Your personal finance queries answered
More confusion over valuing Eircom shares
Q
I enjoyed your recent article about calculating the loss on an Eircom holding, but have a question about an element of the calculation. You say the Eircell business was deemed to be worth €2.20 of the original purchase price, then add: “Allowing for the fact that each Eircom share became 0.9478 of a Vodafone share, the “original” price of your Vodafone shares was €4.66 to the nearest cent”.
If the Eircell business was worth effectively €2.20 per share and each share was converted to 0.9478 of a Vodafone share, the original cost of the Vodafone share would seem to be €2.20/0.9478, ie €2.32 – or am I missing something?
- Mr TR, e-mail
A
No, I am. The 0.9478 of a Vodafone share received by the original shareholders in Telecom Éireann was for every two Eircell shares, not one. As it happens, there is another issue that must now be taken into account. While the “original” price of your Vodafone shares was €4.66, this was in relation to the original purchase price of the Telecom Éireann shares.
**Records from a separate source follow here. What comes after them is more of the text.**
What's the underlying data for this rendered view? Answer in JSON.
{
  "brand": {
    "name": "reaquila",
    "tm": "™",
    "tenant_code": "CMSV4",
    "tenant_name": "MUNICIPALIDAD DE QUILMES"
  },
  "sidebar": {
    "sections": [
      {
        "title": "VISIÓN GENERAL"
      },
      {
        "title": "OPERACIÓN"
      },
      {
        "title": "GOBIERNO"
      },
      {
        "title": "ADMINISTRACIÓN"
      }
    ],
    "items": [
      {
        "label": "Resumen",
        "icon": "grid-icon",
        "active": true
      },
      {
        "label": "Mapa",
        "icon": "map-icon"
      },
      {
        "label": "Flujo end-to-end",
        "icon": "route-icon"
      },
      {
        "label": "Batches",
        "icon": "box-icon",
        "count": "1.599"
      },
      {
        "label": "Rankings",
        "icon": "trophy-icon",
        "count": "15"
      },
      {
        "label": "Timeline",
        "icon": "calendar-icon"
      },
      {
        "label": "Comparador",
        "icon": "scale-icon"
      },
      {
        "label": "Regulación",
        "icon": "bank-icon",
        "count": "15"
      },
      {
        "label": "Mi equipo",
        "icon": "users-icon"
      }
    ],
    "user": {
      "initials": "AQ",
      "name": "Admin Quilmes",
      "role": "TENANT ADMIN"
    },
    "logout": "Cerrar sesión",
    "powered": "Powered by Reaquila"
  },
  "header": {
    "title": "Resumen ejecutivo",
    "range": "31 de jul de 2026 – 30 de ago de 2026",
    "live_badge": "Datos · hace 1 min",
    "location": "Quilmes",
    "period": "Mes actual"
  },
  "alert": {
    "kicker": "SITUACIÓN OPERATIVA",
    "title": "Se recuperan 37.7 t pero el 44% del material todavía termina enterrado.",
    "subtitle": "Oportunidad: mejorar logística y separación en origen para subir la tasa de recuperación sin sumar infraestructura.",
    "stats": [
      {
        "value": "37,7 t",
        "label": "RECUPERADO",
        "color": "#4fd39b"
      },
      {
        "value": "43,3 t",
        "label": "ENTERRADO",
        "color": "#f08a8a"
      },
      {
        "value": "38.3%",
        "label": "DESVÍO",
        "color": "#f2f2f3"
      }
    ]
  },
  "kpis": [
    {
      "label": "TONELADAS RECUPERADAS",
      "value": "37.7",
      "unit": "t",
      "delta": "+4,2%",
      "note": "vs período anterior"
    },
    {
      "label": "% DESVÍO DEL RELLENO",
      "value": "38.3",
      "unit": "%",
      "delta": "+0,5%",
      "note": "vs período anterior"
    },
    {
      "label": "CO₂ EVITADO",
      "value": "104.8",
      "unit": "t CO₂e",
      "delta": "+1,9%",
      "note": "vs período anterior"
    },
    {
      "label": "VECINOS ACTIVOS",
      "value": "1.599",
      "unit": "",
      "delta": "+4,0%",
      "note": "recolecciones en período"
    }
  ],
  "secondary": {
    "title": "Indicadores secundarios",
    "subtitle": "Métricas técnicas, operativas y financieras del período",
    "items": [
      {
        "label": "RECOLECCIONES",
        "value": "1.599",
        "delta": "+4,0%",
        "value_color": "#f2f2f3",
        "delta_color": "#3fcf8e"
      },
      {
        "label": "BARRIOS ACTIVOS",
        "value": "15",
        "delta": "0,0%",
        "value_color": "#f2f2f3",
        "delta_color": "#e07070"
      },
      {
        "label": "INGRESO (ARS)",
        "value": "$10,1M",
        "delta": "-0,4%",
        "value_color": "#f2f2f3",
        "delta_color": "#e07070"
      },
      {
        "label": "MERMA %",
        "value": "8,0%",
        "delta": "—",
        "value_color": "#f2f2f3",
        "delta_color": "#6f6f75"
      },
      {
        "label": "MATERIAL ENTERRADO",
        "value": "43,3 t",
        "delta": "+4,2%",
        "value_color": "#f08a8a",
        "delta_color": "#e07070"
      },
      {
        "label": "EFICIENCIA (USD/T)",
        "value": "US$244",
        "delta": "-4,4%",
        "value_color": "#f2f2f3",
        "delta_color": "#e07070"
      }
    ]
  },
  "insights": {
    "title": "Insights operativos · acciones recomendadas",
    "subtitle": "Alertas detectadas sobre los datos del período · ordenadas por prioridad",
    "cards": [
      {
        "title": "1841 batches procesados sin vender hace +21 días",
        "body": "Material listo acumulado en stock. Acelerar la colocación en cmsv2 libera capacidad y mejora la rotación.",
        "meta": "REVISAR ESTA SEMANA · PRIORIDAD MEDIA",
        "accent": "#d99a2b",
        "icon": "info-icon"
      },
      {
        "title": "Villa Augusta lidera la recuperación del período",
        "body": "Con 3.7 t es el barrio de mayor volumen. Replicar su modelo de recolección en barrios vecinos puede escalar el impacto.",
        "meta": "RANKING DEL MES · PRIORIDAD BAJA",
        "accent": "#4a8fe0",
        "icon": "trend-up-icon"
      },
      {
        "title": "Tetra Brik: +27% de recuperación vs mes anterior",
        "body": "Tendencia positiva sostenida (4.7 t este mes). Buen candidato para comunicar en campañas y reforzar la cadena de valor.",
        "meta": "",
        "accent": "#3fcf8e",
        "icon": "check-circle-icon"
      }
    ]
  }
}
However, as most people have held on to the shares – unless they sold them at a loss – the small matter of indexation comes into play. Up to the end of 2002 (when then minister for finance Charlie McCreevy abolished it), holders of shares and other assets could apply an “indexation multiple to the original price paid to allow for the impact of inflation.” Essentially, the multiple increased the original price and lowered the capital gain.
Allowing for indexation, the Eircell holding would, as of now, be working off a base cost of almost €2.64. This would make the “base cost” of your Vodafone shares €5.27, meaning you are likely to have to wait even longer for a profit on the transaction.
By the way, in relation to the bonus shares received by people who stayed with the Eircom investment from the outset, the loyalty shares they received before the split are deemed by the Revenue to have a base cost of zero. That means that any money received in respect of these shares is a capital gain.
Could An Post savings be in danger?
Q
I know you don’t have a crystal ball but in view of the debt situation, could An Post savings (bonds and certificates) be in any danger?
- Mr AR, Dublin
A
You’re right – a crystal ball would be very valuable right now. In its absence, all I can tell you is that there are very few certainties in the financial market these days.
Anyone who predicted back in mid-2008 that in three years time most of the Irish banking sector would be nationalised and the IMF would have a strong say in how we ran our economy, would have been locked away.
That being said, there is every reason to be confident that An Post savings are safe. They are guaranteed by the State and the State is not insolvent. Ahead of the IMF arrival, readers posited that such a move would render worthless state guarantees on savings. It didn’t. As I had suggested, the IMF has little to gain from wiping out the savings of these generally small investors.
The EU is going to great lengths to prop up the currency and the construct of the euro zone so there is equally little reason to see why it would undermine An Post savings.
This column is a reader service and is not intended to replace professional advice. No personal correspondence will be entered into.